Linux – RHEL – NFS4: Mounted/Exported as rw, user write permission denied

linuxnfspermissionsrhel5

I have nfs4 configured between a RHEL 5.3 server (charlie) and a RHEL 5.4 client (simcom1). The machines are configured to authenticate users via kerberos by a Windows Server 2008 active directory machine called "alpha." Alpha also serves as a dns and dhcp machine for the local network.

I notice that when a user logs in to a RHEL machine for the first time they are issued a unique uid to that machine; The first user to log on gets 10001. So, what I see is that users between simcom1 and charlie have different UIDs. When a user does an 'ls -la' command from within an nfs4 mount I would have thought that the usernames in the owner column would indicate 'nobody' or at least the wrong user name – since UIDs are different between the machines for each user, and not all users have logged into each machine.

However, the simcom1 is able to resolve usernames in an 'ls -la' executed on files residing on charlie via nfs4 correctly. Most troubling is that users are unable to write to files across the nfs mount.

The server, charlie, has the root directory exported as rw. The client, simcom1, mounts the export as rw. My configurations are shown below.

My question is, how do I configure the RHEL machines to allow users to write files across nfs4 that is already mounted as read/write?

[root@charlie ~]# more /etc/exports
/ 10.100.0.0/16(rw,no_root_squash,fsid=0)

[root@charlie ~]#cat /etc/sysconfig/nfs
#
# Define which protocol versions mountd
# will advertise. The values are "no" or "yes"
# with yes being the default
#MOUNTD_NFS_V1="no"
#MOUNTD_NFS_V2="no"
#MOUNTD_NFS_V3="no"
#
#
# Path to remote quota server.
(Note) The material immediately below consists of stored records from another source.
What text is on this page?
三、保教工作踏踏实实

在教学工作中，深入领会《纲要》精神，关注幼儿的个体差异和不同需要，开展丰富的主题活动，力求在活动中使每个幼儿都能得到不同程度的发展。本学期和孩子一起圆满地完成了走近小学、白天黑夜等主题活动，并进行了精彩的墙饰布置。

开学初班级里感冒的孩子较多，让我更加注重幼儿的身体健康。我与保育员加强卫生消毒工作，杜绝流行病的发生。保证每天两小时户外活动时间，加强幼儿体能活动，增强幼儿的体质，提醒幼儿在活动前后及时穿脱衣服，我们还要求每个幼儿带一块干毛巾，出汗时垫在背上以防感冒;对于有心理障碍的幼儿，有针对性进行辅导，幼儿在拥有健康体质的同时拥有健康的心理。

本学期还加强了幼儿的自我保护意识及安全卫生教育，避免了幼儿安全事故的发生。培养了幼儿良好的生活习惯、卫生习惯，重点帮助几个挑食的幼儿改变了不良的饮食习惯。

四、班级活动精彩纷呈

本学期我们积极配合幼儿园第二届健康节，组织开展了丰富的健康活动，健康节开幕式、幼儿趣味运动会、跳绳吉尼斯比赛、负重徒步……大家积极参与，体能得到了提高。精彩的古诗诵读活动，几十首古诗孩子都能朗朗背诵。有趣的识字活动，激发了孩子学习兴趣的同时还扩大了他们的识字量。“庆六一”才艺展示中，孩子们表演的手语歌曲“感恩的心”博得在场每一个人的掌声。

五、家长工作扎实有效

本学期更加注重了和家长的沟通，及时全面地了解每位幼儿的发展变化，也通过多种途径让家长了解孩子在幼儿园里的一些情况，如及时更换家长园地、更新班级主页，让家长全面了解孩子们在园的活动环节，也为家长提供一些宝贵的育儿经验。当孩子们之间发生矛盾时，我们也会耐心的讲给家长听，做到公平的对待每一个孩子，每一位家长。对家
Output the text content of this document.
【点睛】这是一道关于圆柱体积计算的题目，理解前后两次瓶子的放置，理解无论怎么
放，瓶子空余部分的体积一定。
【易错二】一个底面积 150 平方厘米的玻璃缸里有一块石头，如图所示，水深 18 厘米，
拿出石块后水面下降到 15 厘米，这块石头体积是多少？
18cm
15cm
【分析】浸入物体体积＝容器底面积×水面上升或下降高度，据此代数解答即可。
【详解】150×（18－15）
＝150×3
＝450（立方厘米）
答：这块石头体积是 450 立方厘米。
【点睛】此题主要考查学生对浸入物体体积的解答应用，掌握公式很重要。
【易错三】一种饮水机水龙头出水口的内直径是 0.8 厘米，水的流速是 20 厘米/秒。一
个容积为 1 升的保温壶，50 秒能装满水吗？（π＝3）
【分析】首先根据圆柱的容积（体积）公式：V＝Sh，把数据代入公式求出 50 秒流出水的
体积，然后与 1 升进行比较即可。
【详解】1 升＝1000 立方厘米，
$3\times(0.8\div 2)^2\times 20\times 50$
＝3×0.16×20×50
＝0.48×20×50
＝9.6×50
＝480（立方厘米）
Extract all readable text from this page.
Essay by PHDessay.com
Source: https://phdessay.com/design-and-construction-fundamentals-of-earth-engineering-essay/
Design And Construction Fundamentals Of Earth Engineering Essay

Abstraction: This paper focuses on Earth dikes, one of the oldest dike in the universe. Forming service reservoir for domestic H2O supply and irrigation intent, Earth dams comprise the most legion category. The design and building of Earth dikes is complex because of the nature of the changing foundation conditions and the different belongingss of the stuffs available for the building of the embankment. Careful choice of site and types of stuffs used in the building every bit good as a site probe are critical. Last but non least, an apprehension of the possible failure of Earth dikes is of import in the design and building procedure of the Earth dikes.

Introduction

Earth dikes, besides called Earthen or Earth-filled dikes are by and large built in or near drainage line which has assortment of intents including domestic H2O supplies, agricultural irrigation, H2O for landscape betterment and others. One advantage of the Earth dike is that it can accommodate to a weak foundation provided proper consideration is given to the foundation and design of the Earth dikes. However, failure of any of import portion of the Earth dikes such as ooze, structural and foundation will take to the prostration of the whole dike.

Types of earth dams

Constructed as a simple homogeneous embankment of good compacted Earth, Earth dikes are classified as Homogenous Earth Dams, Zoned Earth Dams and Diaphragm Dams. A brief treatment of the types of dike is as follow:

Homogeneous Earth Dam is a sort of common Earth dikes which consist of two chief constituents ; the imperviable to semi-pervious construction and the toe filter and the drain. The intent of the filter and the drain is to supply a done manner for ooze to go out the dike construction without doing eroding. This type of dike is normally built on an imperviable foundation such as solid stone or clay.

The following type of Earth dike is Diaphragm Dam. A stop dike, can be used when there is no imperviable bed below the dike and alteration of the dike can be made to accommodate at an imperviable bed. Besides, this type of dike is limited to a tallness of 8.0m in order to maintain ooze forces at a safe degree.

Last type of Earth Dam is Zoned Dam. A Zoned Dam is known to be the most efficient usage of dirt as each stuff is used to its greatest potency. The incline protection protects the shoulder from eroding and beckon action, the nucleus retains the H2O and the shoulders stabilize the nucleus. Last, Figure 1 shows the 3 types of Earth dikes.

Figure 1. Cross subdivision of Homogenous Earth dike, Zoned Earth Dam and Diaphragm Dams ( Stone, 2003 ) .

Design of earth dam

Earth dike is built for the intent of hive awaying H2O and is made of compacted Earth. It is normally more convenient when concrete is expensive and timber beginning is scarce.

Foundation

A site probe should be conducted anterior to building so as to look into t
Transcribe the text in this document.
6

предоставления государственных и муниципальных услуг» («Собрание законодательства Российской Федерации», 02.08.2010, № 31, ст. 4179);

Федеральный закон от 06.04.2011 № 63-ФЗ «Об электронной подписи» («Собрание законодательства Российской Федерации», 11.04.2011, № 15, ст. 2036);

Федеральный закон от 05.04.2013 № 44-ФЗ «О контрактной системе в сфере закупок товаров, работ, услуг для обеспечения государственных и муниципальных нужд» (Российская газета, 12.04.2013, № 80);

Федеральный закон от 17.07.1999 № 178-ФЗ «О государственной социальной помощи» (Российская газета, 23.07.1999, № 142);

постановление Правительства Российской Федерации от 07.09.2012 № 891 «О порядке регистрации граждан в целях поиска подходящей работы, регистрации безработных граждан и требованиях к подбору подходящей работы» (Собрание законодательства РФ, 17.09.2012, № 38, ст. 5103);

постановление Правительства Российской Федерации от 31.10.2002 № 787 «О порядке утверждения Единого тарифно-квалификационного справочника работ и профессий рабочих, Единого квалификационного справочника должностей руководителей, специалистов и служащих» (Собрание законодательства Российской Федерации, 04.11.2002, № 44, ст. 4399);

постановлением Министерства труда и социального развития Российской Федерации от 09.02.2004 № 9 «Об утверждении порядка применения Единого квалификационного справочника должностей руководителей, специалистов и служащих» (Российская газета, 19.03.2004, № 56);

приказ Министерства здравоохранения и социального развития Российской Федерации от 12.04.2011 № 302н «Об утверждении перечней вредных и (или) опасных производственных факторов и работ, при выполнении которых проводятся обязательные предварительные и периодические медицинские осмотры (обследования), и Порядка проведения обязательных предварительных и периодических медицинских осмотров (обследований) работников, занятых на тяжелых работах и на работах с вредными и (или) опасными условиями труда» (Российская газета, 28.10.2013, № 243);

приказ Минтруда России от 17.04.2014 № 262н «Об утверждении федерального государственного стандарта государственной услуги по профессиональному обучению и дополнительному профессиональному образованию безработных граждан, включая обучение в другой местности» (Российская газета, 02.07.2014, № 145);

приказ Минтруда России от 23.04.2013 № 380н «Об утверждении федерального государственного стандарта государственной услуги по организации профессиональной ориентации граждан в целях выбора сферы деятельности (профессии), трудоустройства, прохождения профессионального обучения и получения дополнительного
See rquotad(8)
#RQUOTAD="/usr/sbin/rpc.rquotad"
# Port rquotad should listen on.
#RQUOTAD_PORT=875
# Optinal options passed to rquotad
#RPCRQUOTADOPTS=""
#
#
# TCP port rpc.lockd should listen on.
#LOCKD_TCPPORT=32803
# UDP port rpc.lockd should listen on.
#LOCKD_UDPPORT=32769
#
#
# Optional arguments passed to rpc.nfsd. See rpc.nfsd(8)
# Turn off v2 and v3 protocol support
#RPCNFSDARGS="-N 2 -N 3"
# Turn off v4 protocol support
#RPCNFSDARGS="-N 4"
# Number of nfs server processes to be started.
# The default is 8.
RPCNFSDCOUNT=8
# Stop the nfsd module from being pre-loaded
#NFSD_MODULE="noload"
#
#
# Optional arguments passed to rpc.mountd. See rpc.mountd(8)
#STATDARG=""
#RPCMOUNTDOPTS=""
# Port rpc.mountd should listen on.
#MOUNTD_PORT=892
#
#
# Optional arguments passed to rpc.statd. See rpc.statd(8)
#RPCIDMAPDARGS=""
#
# Set to turn on Secure NFS mounts.
SECURE_NFS="no"
# Optional arguments passed to rpc.gssd. See rpc.gssd(8)
#RPCGSSDARGS="-vvv"
# Optional arguments passed to rpc.svcgssd. See rpc.svcgssd(8)
#RPCSVCGSSDARGS="-vvv"
# Don't load security modules in to the kernel
#SECURE_NFS_MODS="noload"
#
# Don't load sunrpc module.
#RPCMTAB="noload"
#

[root@simcom1 ~]# cat /etc/fstab
--start snip--
charlie:/home /usr/local/dev/charlie nfs4 rw,nosuid, 0 0
--end snip--

[brendanmac@simcom1 /usr/local/dev/charlie/brendanmac]# touch file
touch: cannot touch 'file': Permission denied

[brendanmac@simcom1 /usr/local/dev/charlie/brendanmac]# su
Password:
[root@simcom1 /usr/local/dev/charlie/brendanmac]# touch file
[root@simcom1 /usr/local/dev/charlie/brendanmac]# ls -la file
-rw------- 1 root root 0 May 26 10:43 file

Best Answer

I have the exact same issue and found out what the problem is: the problem is that nfsv4 uses idmapd and idmapd does mapping between userid => names but not the other way around. In other words, it can't work. It is just fancy and confusing to see the correct permissions user and group, however when you use the filesystem it will still use the old way of mapping through uid. So the uid on the server side should be the same as on the client side for that user. Otherwhise creating files, ... will fail with permission denied. Unless the uid match of course.